14.11.2012 - 27.01.2013

No Smoke, No Dirt, No Work / Lithographic posters from Great Britain 1890–1940

The exhibition “Lithographic posters from Great Britain 1890–1940” presents 100 fascinating posters from the time when the modern poster was born and became a visible part of public urban spaces. The exhibition offers diverse insights into poster art as a product of modern consumer society – a phenomenon that seamlessly combines art and design with social change, propaganda, commercialism and humour.

The exhibition consists of three parts:
•the birth and rise of British poster art from 1890 to 1930
•public transport posters in London and
•Shell posters in the 1930s.

The British posters are from the collections of the Pushkin State Museum of Fine Arts in Moscow. The curator of the exhibition is Irina Nikiforova from the Pushkin Museum.

From Moscow to EMMA

How did 100 British posters and more than 2,000 European and American posters end up in the Pushkin State Museum of Fine Arts? The years of the revolution inspired people in Russia to collect Western posters in the 1920s. Moscow had become the centre of the Russian avant-garde in the early 1900s, and artists and collectors contributed to the dramatic social change and radicalisation in Russia.

The first Western lithographic posters were acquired by the State Museum of New Western Art in 1926 from an exhibition of Western revolutionary art. The museum continued to collect foreign posters in the 1930s. Private collectors also contributed to its collection. In 1948, Stalin closed down the State Museum of New Western Art, and more than 2,000 lithographic posters were secretly rushed to the Pushkin Museum, along with an extensive collection of old graphics.
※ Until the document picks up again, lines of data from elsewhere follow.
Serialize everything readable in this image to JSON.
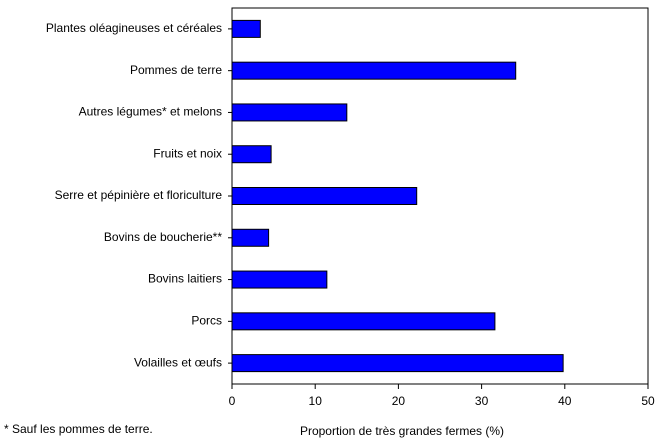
{
  "chart_data": {
    "type": "barh",
    "categories": [
      "Plantes oléagineuses et céréales",
      "Pommes de terre",
      "Autres légumes* et melons",
      "Fruits et noix",
      "Serre et pépinière et floriculture",
      "Bovins de boucherie**",
      "Bovins laitiers",
      "Porcs",
      "Volailles et œufs"
    ],
    "values": [
      3.4,
      34.1,
      13.8,
      4.7,
      22.2,
      4.4,
      11.4,
      31.6,
      39.8
    ],
    "color": "#0000ff",
    "xlim": [
      0,
      50
    ],
    "xticks": [
      0,
      10,
      20,
      30,
      40,
      50
    ],
    "xlabel": "Proportion de très grandes fermes (%)",
    "footnote": "* Sauf les pommes de terre."
  }
}
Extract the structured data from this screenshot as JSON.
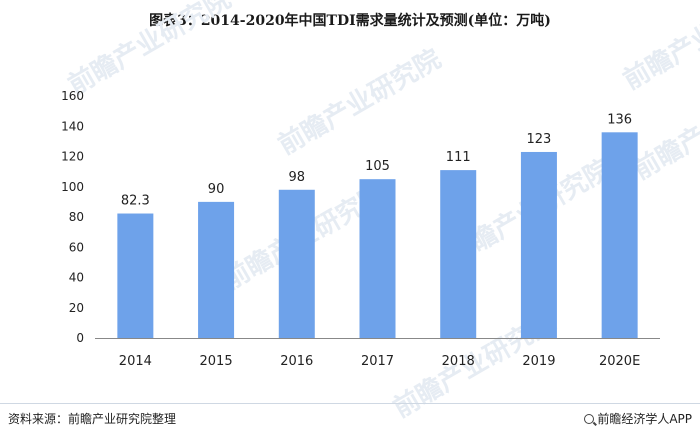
{
  "title": "图表3：2014-2020年中国TDI需求量统计及预测(单位：万吨)",
  "source": "资料来源：前瞻产业研究院整理",
  "credit": "前瞻经济学人APP",
  "watermark": "前瞻产业研究院",
  "colors": {
    "bar": "#6ea2ea",
    "axis": "#888888",
    "text": "#222222"
  },
  "chart_data": {
    "type": "bar",
    "categories": [
      "2014",
      "2015",
      "2016",
      "2017",
      "2018",
      "2019",
      "2020E"
    ],
    "values": [
      82.3,
      90,
      98,
      105,
      111,
      123,
      136
    ],
    "data_labels": [
      "82.3",
      "90",
      "98",
      "105",
      "111",
      "123",
      "136"
    ],
    "ylim": [
      0,
      160
    ],
    "yticks": [
      0,
      20,
      40,
      60,
      80,
      100,
      120,
      140,
      160
    ],
    "grid": false,
    "legend": "none"
  }
}
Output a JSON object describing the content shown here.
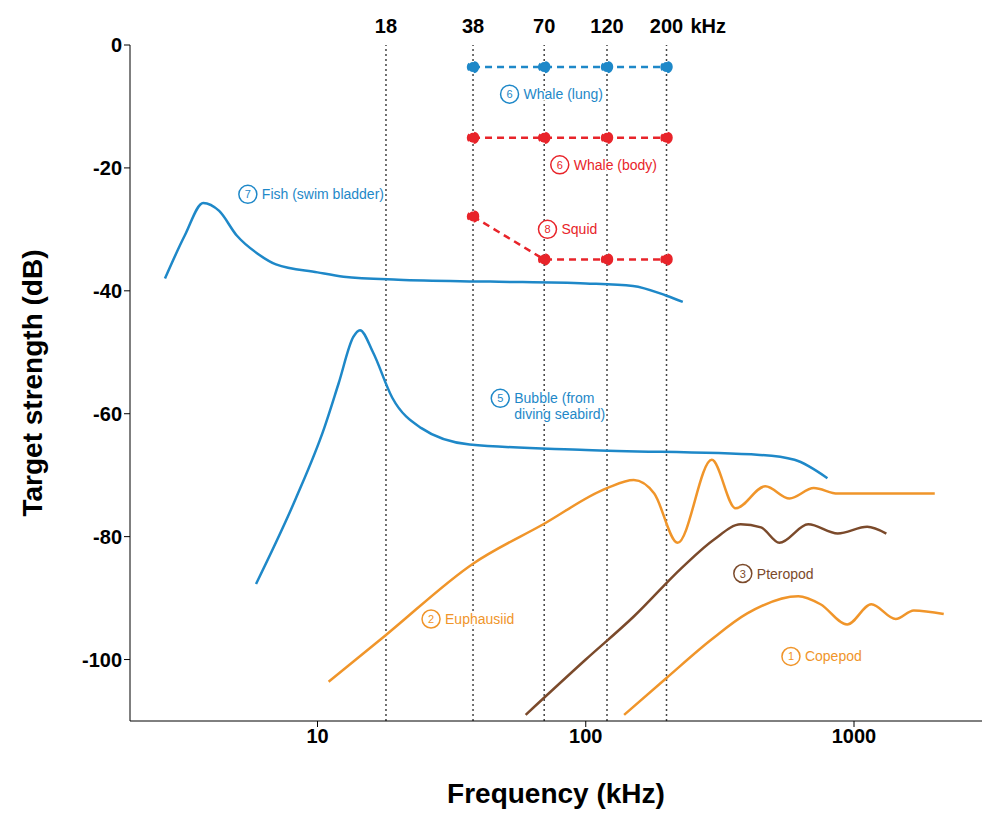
{
  "chart_data": {
    "type": "line",
    "x_label": "Frequency (kHz)",
    "y_label": "Target strength (dB)",
    "log": "x",
    "xlim": [
      2,
      3000
    ],
    "xticks": [
      10,
      100,
      1000
    ],
    "ylim": [
      -110,
      0
    ],
    "yticks": [
      -100,
      -80,
      -60,
      -40,
      -20,
      0
    ],
    "grid": false,
    "reference_lines": [
      18,
      38,
      70,
      120,
      200
    ],
    "reference_unit": "kHz",
    "series": [
      {
        "name": "Whale (lung)",
        "number": 6,
        "color": "#1e88c8",
        "marker": "circle",
        "line_style": "dashed",
        "x": [
          38,
          70,
          120,
          200
        ],
        "values": [
          -3.6,
          -3.6,
          -3.6,
          -3.6
        ]
      },
      {
        "name": "Whale (body)",
        "number": 6,
        "color": "#e8242a",
        "marker": "circle",
        "line_style": "dashed",
        "x": [
          38,
          70,
          120,
          200
        ],
        "values": [
          -15.1,
          -15.1,
          -15.1,
          -15.1
        ]
      },
      {
        "name": "Squid",
        "number": 8,
        "color": "#e8242a",
        "marker": "circle",
        "line_style": "dashed",
        "x": [
          38,
          70,
          120,
          200
        ],
        "values": [
          -27.9,
          -34.9,
          -34.9,
          -34.9
        ]
      },
      {
        "name": "Fish (swim bladder)",
        "number": 7,
        "color": "#1e88c8",
        "marker": "none",
        "line_style": "solid",
        "x": [
          2.7,
          3.2,
          3.75,
          4.3,
          5,
          6,
          7,
          10,
          12.5,
          20,
          44,
          100,
          150,
          200,
          230
        ],
        "values": [
          -38,
          -31,
          -25.7,
          -27,
          -31,
          -34,
          -35.7,
          -37,
          -37.7,
          -38.2,
          -38.5,
          -38.8,
          -39.2,
          -40.8,
          -41.8
        ]
      },
      {
        "name": "Bubble (from diving seabird)",
        "number": 5,
        "color": "#1e88c8",
        "marker": "none",
        "line_style": "solid",
        "x": [
          5.9,
          8.3,
          10.6,
          12,
          13.6,
          14.4,
          16.1,
          19,
          24.3,
          36.9,
          100,
          446,
          600,
          796
        ],
        "values": [
          -87.7,
          -73.8,
          -62.3,
          -55,
          -47.5,
          -46.4,
          -50,
          -57.4,
          -62.3,
          -65,
          -65.9,
          -66.7,
          -67.5,
          -70.5
        ]
      },
      {
        "name": "Euphausiid",
        "number": 2,
        "color": "#f0952a",
        "marker": "none",
        "line_style": "solid",
        "x": [
          11,
          18,
          38,
          70,
          120,
          151,
          180,
          220,
          295,
          362,
          467,
          575,
          708,
          870,
          1620,
          2000
        ],
        "values": [
          -103.6,
          -96,
          -84.4,
          -77.9,
          -72.1,
          -70.8,
          -73,
          -81,
          -67.5,
          -75.4,
          -71.8,
          -73.8,
          -72.1,
          -73,
          -73,
          -73
        ]
      },
      {
        "name": "Pteropod",
        "number": 3,
        "color": "#7b4a2b",
        "marker": "none",
        "line_style": "solid",
        "x": [
          59.7,
          100,
          151,
          229,
          300,
          378,
          450,
          527,
          675,
          870,
          1120,
          1320
        ],
        "values": [
          -109,
          -100,
          -93,
          -85,
          -80.5,
          -78,
          -78.5,
          -81,
          -78,
          -79.5,
          -78.4,
          -79.5
        ]
      },
      {
        "name": "Copepod",
        "number": 1,
        "color": "#f0952a",
        "marker": "none",
        "line_style": "solid",
        "x": [
          139,
          200,
          295,
          400,
          620,
          750,
          943,
          1160,
          1430,
          1670,
          2160
        ],
        "values": [
          -109,
          -103,
          -96.7,
          -92.5,
          -89.7,
          -91,
          -94.3,
          -91,
          -93.4,
          -92,
          -92.6
        ]
      }
    ]
  }
}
From a post of the Royal Mail to a modern poster

In the English language, the word “poster” originally referred to an important announcement, a “post” – a concise written message delivered by the Royal Mail around England. When England became the leader in advertising art in the early twentieth century, this concise and often pithy form of communication was reflected in the clear, slogan-like and often humorous expression in modern British posters.

Poster art and the use of posters began to develop in Europe in the 1860s. Lithography as a printing method had been created in the late eighteenth century, but poster art had existed to a small extent even before that. The further development of lithography and particularly printing in colour made large and inexpensive proof runs possible in the 1860s. By the end of the nineteenth century, poster art had developed into a form of public art and an everyday part of the streetscape.

The high level of printing technology, the development of commercial advertising, readily available markets and organised advertising agencies enabled England to become the world leader in poster art in the early twentieth century. At the same time, new art institutes produced diversely skilled artists who were able to create modern posters in which texts were seamlessly integrated with images.